I wonder about these.

"Walter" <walter digitalmars.com> writes:

"Ben Hinkle" <bhinkle mathworks.com> wrote in message
news:b0kq0v$blh$1 digitaldaemon.com...
 ifloat = imaginary float
 idouble = imaginary double
 ireal = imaginary real

 I wonder about these. How often does one work with in the pure imaginary
 numbers for more than a single operation or two? I would get by just fine
 with just the other 6 (pure real and complex of different precisions).

Does
 any other language have pure imaginary types? I don't know off-hand.

Imaginary numbers as a distinct type are necessary if you're going to do
complex arithmetic without weird errors. See Prof. Kahan's paper on it.

http://www.cs.berkeley.edu/~wkahan/Curmudge.pdf

(Thanks to Mark Evans for digging up the url.)

"Sean L. Palmer" <seanpalmer directvinternet.com> writes:

The thing about imaginary numbers is that if you multiply two imaginary
numbers together, the sign is the opposite what you'd get if they were real
numbers (correct me if I'm wrong).

Sean

----- Original Message -----
From: "Walter" <walter digitalmars.com>
Newsgroups: D
Sent: Wednesday, February 12, 2003 1:23 AM
Subject: Re: complex, imaginary, and extended


 "Ben Hinkle" <bhinkle mathworks.com> wrote in message
 news:b0kq0v$blh$1 digitaldaemon.com...
 ifloat = imaginary float
 idouble = imaginary double
 ireal = imaginary real

 I wonder about these. How often does one work with in the pure imaginary
 numbers for more than a single operation or two? I would get by just


fine
 with just the other 6 (pure real and complex of different precisions).

 Does
 any other language have pure imaginary types? I don't know off-hand.

 Imaginary numbers as a distinct type are necessary if you're going to do
 complex arithmetic without weird errors. See Prof. Kahan's paper on it.

 http://www.cs.berkeley.edu/~wkahan/Curmudge.pdf

 (Thanks to Mark Evans for digging up the url.)
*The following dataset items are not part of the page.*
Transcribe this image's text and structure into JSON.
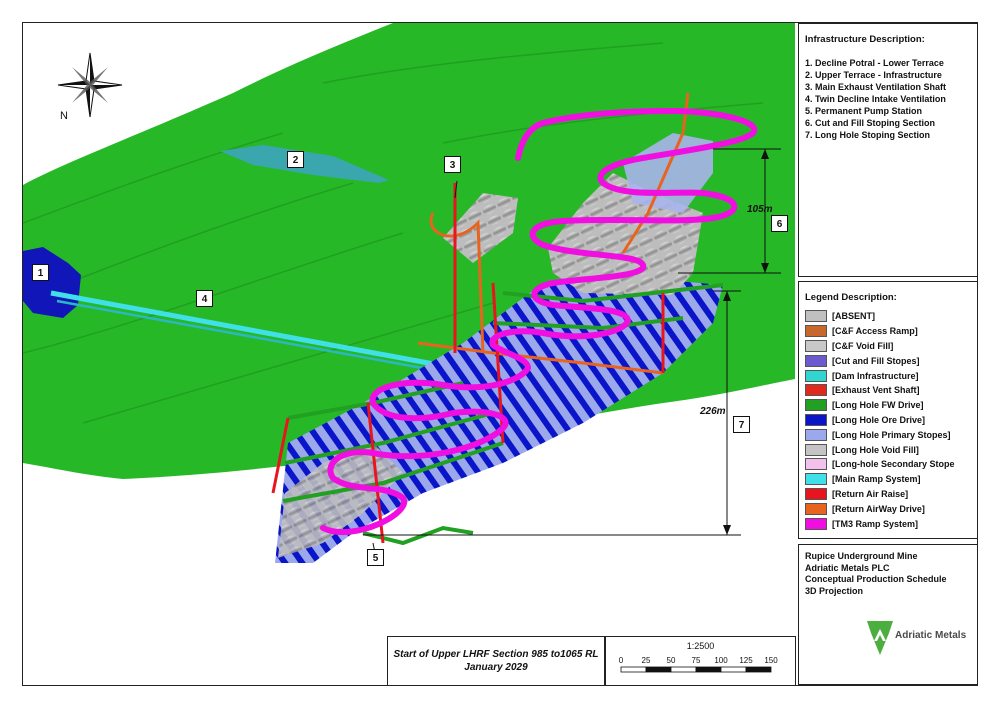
{
  "infrastructure": {
    "title": "Infrastructure Description:",
    "items": [
      "1. Decline Potral - Lower Terrace",
      "2. Upper Terrace - Infrastructure",
      "3. Main Exhaust Ventilation Shaft",
      "4. Twin Decline Intake Ventilation",
      "5. Permanent Pump Station",
      "6. Cut and Fill Stoping Section",
      "7. Long Hole Stoping Section"
    ]
  },
  "legend": {
    "title": "Legend Description:",
    "items": [
      {
        "label": "[ABSENT]",
        "color": "#c0c0c0"
      },
      {
        "label": "[C&F Access Ramp]",
        "color": "#c8682a"
      },
      {
        "label": "[C&F Void Fill]",
        "color": "#c8c8c8"
      },
      {
        "label": "[Cut and Fill Stopes]",
        "color": "#6a5acd"
      },
      {
        "label": "[Dam Infrastructure]",
        "color": "#30d6d0"
      },
      {
        "label": "[Exhaust Vent Shaft]",
        "color": "#e0281e"
      },
      {
        "label": "[Long Hole FW Drive]",
        "color": "#22a022"
      },
      {
        "label": "[Long Hole Ore Drive]",
        "color": "#0a14c8"
      },
      {
        "label": "[Long Hole Primary Stopes]",
        "color": "#9ca8ec"
      },
      {
        "label": "[Long Hole Void Fill]",
        "color": "#c4c4c4"
      },
      {
        "label": "[Long-hole Secondary Stope",
        "color": "#f2c2ec"
      },
      {
        "label": "[Main Ramp System]",
        "color": "#40e0e8"
      },
      {
        "label": "[Return Air Raise]",
        "color": "#e8141e"
      },
      {
        "label": "[Return AirWay Drive]",
        "color": "#e8641e"
      },
      {
        "label": "[TM3 Ramp System]",
        "color": "#f00ee0"
      }
    ]
  },
  "company": {
    "lines": [
      "Rupice Underground Mine",
      "Adriatic Metals PLC",
      "Conceptual Production Schedule",
      "3D Projection"
    ],
    "logo_text": "Adriatic Metals"
  },
  "title_block": {
    "line1": "Start of Upper LHRF Section 985 to1065 RL",
    "line2": "January 2029"
  },
  "scale": {
    "label": "1:2500",
    "ticks": [
      "0",
      "25",
      "50",
      "75",
      "100",
      "125",
      "150"
    ]
  },
  "map": {
    "north_label": "N",
    "callouts": [
      "1",
      "2",
      "3",
      "4",
      "5",
      "6",
      "7"
    ],
    "dimension_cf": "105m",
    "dimension_lh": "226m"
  },
  "colors": {
    "terrain": "#27b827",
    "terrain_dark": "#1f9a1f",
    "tm3_ramp": "#f00ee0",
    "main_ramp": "#40e0e8",
    "ore_drive": "#0a14c8",
    "fw_drive": "#22a022",
    "return_air": "#e8141e",
    "access_ramp": "#c8682a",
    "void_fill": "#a8a8a8",
    "primary_stopes": "#9ca8ec"
  }
}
"Ben Hinkle" <bhinkle4 juno.com> writes:

Digging around it seems like pure imaginary types are useful for
distinguishing -0i from +0i, but I don't see why you can't have values
0+(-0)i and 0+(+0)i and the complex arithmetic works out to exactly the same
thing as the purely-imaginary arithmetic. Kahan's complaint about Fortran
complex types is (I think) that it ignores -0 and +0 quantities (either in
the real or imaginary part). I haven't read the rationale behind adding it
to C99, though, so there could be problems with trying to put -0 and +0 into
complex arithmetic. If it's really impossible then adding pure imaginary
types makes sense.

-Ben


"Walter" <walter digitalmars.com> wrote in message
news:b2d40k$2jjn$1 digitaldaemon.com...
 "Ben Hinkle" <bhinkle mathworks.com> wrote in message
 news:b0kq0v$blh$1 digitaldaemon.com...
 ifloat = imaginary float
 idouble = imaginary double
 ireal = imaginary real

 I wonder about these. How often does one work with in the pure imaginary
 numbers for more than a single operation or two? I would get by just


fine
 with just the other 6 (pure real and complex of different precisions).

 Does
 any other language have pure imaginary types? I don't know off-hand.
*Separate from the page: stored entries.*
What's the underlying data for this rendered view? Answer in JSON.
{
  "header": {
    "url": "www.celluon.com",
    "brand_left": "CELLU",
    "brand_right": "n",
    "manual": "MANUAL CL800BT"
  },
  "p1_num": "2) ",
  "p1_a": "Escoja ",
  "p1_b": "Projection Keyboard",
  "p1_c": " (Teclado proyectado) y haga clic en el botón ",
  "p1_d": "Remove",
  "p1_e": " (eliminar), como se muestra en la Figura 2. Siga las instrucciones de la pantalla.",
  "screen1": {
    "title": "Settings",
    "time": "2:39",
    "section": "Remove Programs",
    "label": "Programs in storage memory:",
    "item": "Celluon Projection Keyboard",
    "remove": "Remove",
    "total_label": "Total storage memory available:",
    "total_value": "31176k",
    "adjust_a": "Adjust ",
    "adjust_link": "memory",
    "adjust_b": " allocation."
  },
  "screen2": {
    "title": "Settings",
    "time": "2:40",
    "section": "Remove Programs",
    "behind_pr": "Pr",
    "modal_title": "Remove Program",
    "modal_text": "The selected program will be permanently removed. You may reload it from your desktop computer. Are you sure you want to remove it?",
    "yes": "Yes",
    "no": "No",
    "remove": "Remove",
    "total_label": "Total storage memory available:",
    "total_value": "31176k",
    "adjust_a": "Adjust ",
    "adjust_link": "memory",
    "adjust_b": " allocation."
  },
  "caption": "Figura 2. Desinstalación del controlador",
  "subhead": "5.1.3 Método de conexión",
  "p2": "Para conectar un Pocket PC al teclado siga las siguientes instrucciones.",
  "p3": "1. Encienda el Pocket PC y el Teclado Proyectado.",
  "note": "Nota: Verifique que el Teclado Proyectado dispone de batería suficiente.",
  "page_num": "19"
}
 Imaginary numbers as a distinct type are necessary if you're going to do
 complex arithmetic without weird errors. See Prof. Kahan's paper on it.

 http://www.cs.berkeley.edu/~wkahan/Curmudge.pdf

 (Thanks to Mark Evans for digging up the url.)
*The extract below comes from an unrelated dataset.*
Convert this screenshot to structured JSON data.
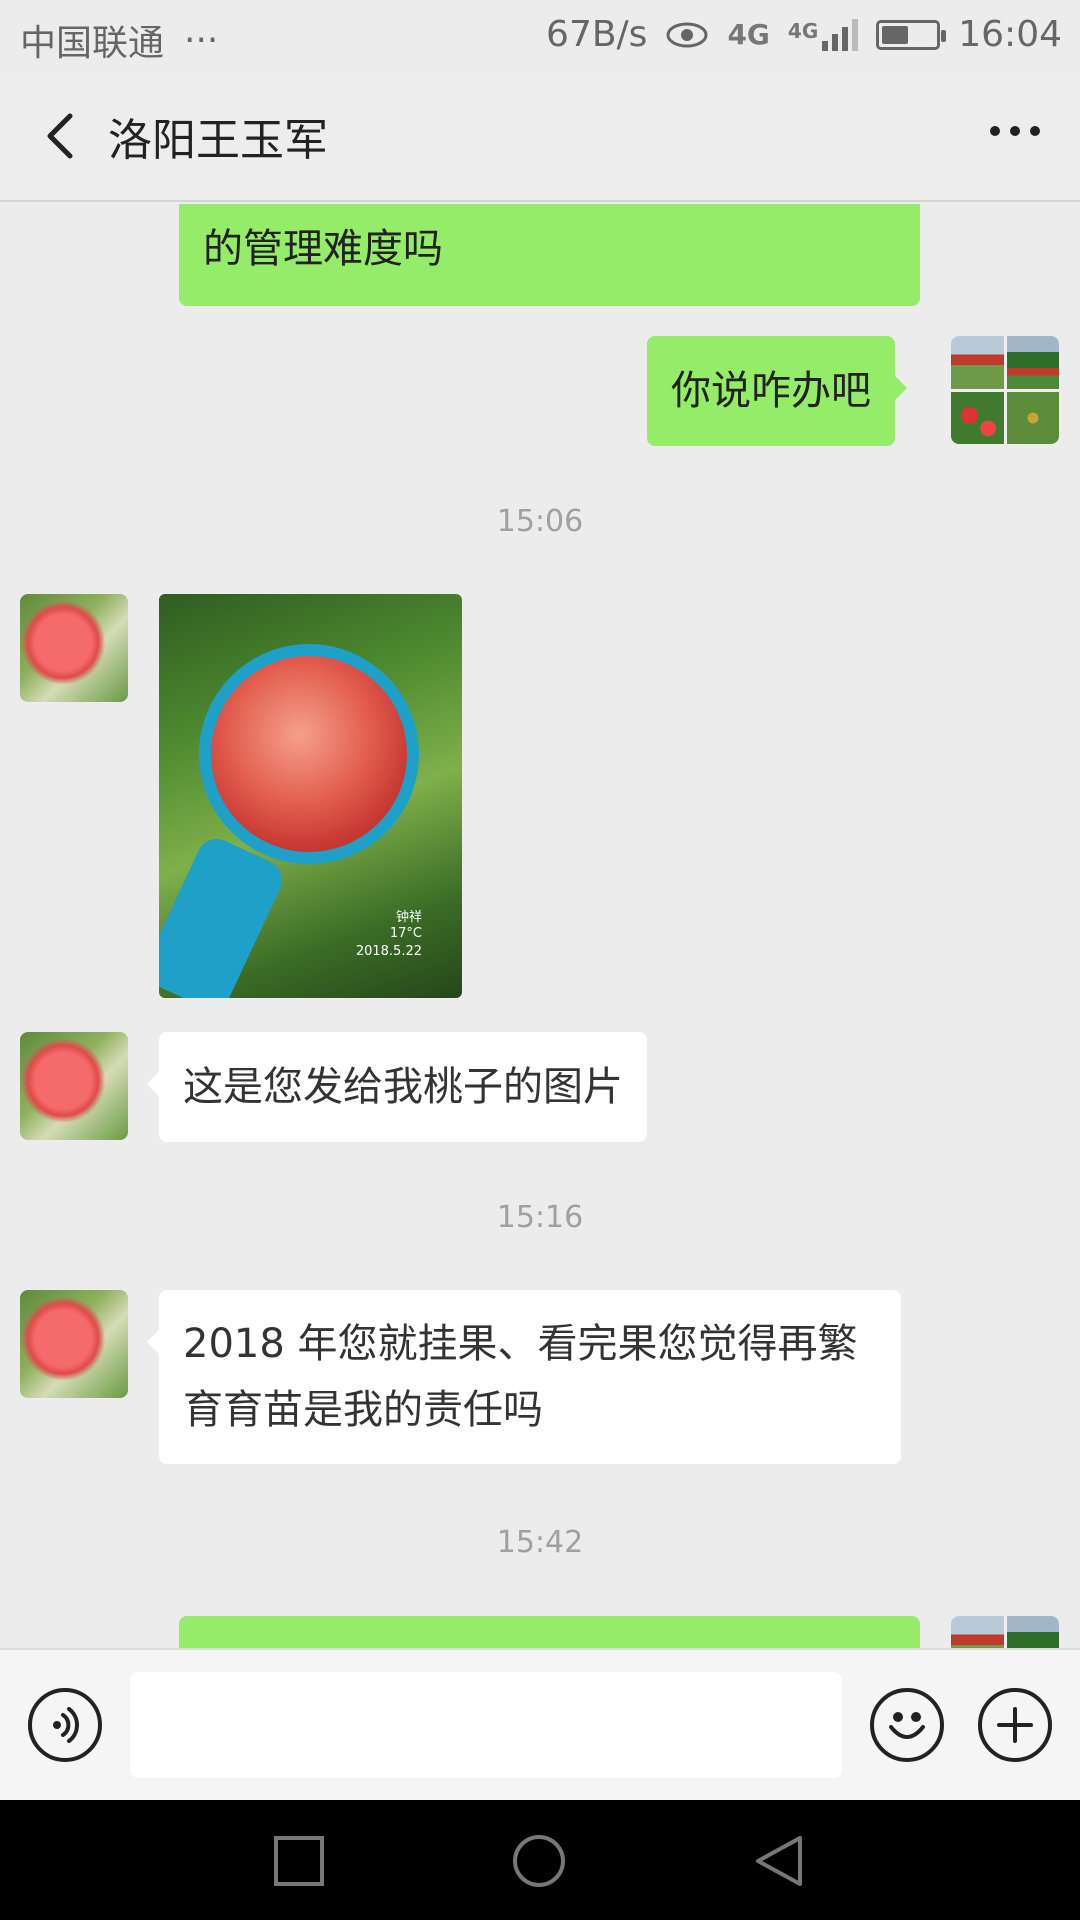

"Bjornar Svingen" <bjornar.svingen ktv.no> writes:

 extended = no longer a keyword
 real = 80 bit floating point
 cfloat =  complex float
 cdouble = complex double
 creal = complex real
 ifloat = imaginary float
 idouble = imaginary double
 ireal = imaginary real

The "real" for extended sounds a bit strange. I would prefer something like
real32
real64
realMAX
complex32
complex64
complexMAX
imaginary32
imaginary64
imaginaryMAX

This will be consistent IMO. Anyway, as long as the keywords are there, the
names doesnt really matter. With the array handling, attributes and these
keywords along with the nice grammar in general, it looks like D could be
THE choice for numerical programming (if the speed is up that is).